Polynomial expansion involves breaking down expressions into simplified forms. The Binomial Theorem is a powerful tool used in polynomial expansion. It allows us to expand expressions of the form \( (a + b)^n \) into a sum of terms involving powers of \( a \) and \( b \). For our equation \( 5\left(\frac{1}{2}x + y^3\right)^4 \), the goal is to expand the polynomial by determining each term in its expanded form.
This involves identifying the base components, \( a = \frac{1}{2}x \) and \( b = y^3 \), and using the theorem to calculate the expanded expression. The binomial expansion expresses \( (a + b)^4 \) as a sum of multiple terms each raised to a power and multiplied by a coefficient. Each term in the expansion comes from multiplying out the expression \( (a + b) \) four times, a process facilitated by the Binomial Coefficients.

Binomial coefficients are a crucial aspect of applying the Binomial Theorem. They provide the values necessary to determine how much each term of the expanded polynomial is scaled. The coefficients are represented as \( \binom{n}{k} \) and are calculated using the formula:\[ \binom{n}{k} = \frac{n!}{k!(n-k)!} \]
This formula calculates the number of ways to choose \( k \) items from \( n \) items without regard to order. In the context of polynomial expansion, \( n \) is the power of the binomial and \( k \) changes from 0 to \( n \).
In our case, for expanding \( (\frac{1}{2}x + y^3)^4 \), the coefficients \( \binom{4}{0}, \binom{4}{1}, \binom{4}{2}, \binom{4}{3}, \binom{4}{4} \) must be calculated. These coefficients help scale each term, determining how the components \( (\frac{1}{2} x)^{4-k} \) and \( (y^3)^{k} \) contribute to the overall expression.
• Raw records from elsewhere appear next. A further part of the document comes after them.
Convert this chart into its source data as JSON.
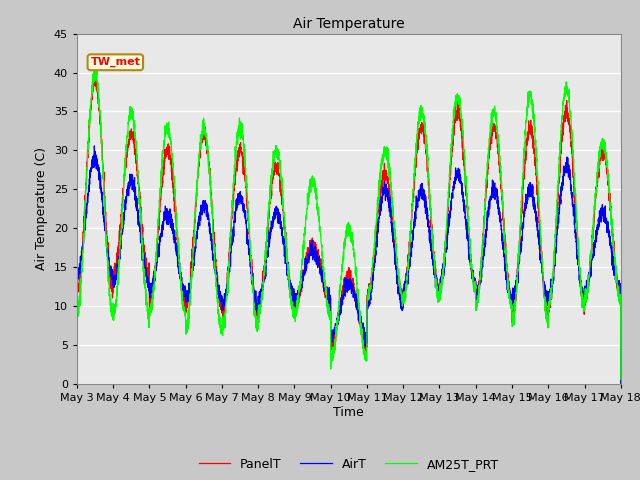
{
  "title": "Air Temperature",
  "xlabel": "Time",
  "ylabel": "Air Temperature (C)",
  "ylim": [
    0,
    45
  ],
  "annotation_text": "TW_met",
  "legend_labels": [
    "PanelT",
    "AirT",
    "AM25T_PRT"
  ],
  "line_colors": [
    "red",
    "blue",
    "#00ff00"
  ],
  "fig_bg_color": "#c8c8c8",
  "axes_bg_color": "#e8e8e8",
  "grid_color": "white",
  "tick_labels": [
    "May 3",
    "May 4",
    "May 5",
    "May 6",
    "May 7",
    "May 8",
    "May 9",
    "May 10",
    "May 11",
    "May 12",
    "May 13",
    "May 14",
    "May 15",
    "May 16",
    "May 17",
    "May 18"
  ],
  "yticks": [
    0,
    5,
    10,
    15,
    20,
    25,
    30,
    35,
    40,
    45
  ],
  "n_points": 3600,
  "duration_days": 15,
  "day_max_panel": [
    39,
    32,
    30,
    32,
    30,
    28,
    18,
    14,
    27,
    33,
    35,
    33,
    33,
    35,
    30
  ],
  "day_min_panel": [
    12,
    14,
    10,
    10,
    9,
    10,
    10,
    5,
    11,
    12,
    12,
    11,
    9,
    10,
    11
  ],
  "day_max_air": [
    29,
    26,
    22,
    23,
    24,
    22,
    17,
    13,
    25,
    25,
    27,
    25,
    25,
    28,
    22
  ],
  "day_min_air": [
    14,
    13,
    12,
    11,
    10,
    11,
    11,
    6,
    10,
    12,
    13,
    11,
    11,
    11,
    12
  ],
  "day_max_am25": [
    40,
    35,
    33,
    33,
    33,
    30,
    26,
    20,
    30,
    35,
    37,
    35,
    37,
    38,
    31
  ],
  "day_min_am25": [
    9,
    9,
    9,
    7,
    7,
    9,
    9,
    3,
    11,
    11,
    12,
    10,
    8,
    10,
    11
  ]
}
Algebraic simplification is the process of finding a simpler form for an expression. After expanding the binomial \( \left(\frac{1}{2}x + y^3\right)^4 \) using binomial coefficients, we simplify individual terms and combine them. Each term is simplified by raising the powers and multiplying coefficients.

For example, a term such as \( \binom{4}{1} \left(\frac{1}{2}x\right)^3 (y^3)^1 \) becomes \( 4 \times \frac{1}{8}x^3 \times y^3 \) which simplifies to \( \frac{1}{2}x^3y^3 \). This simplification ensures that the final result is as simple and clear as possible.

• Handling powers of \( x \) and \( y \)
• Multiplying coefficients together properly

Finally, the entire expression is multiplied by 5, as per the original equation. The result: \( \frac{5}{16}x^4 + \frac{5}{2}x^3y^3 + \frac{15}{2}x^2y^6 + 10xy^9 + 5y^{12} \). This step ensures a complete and simple solution to the polynomial expansion.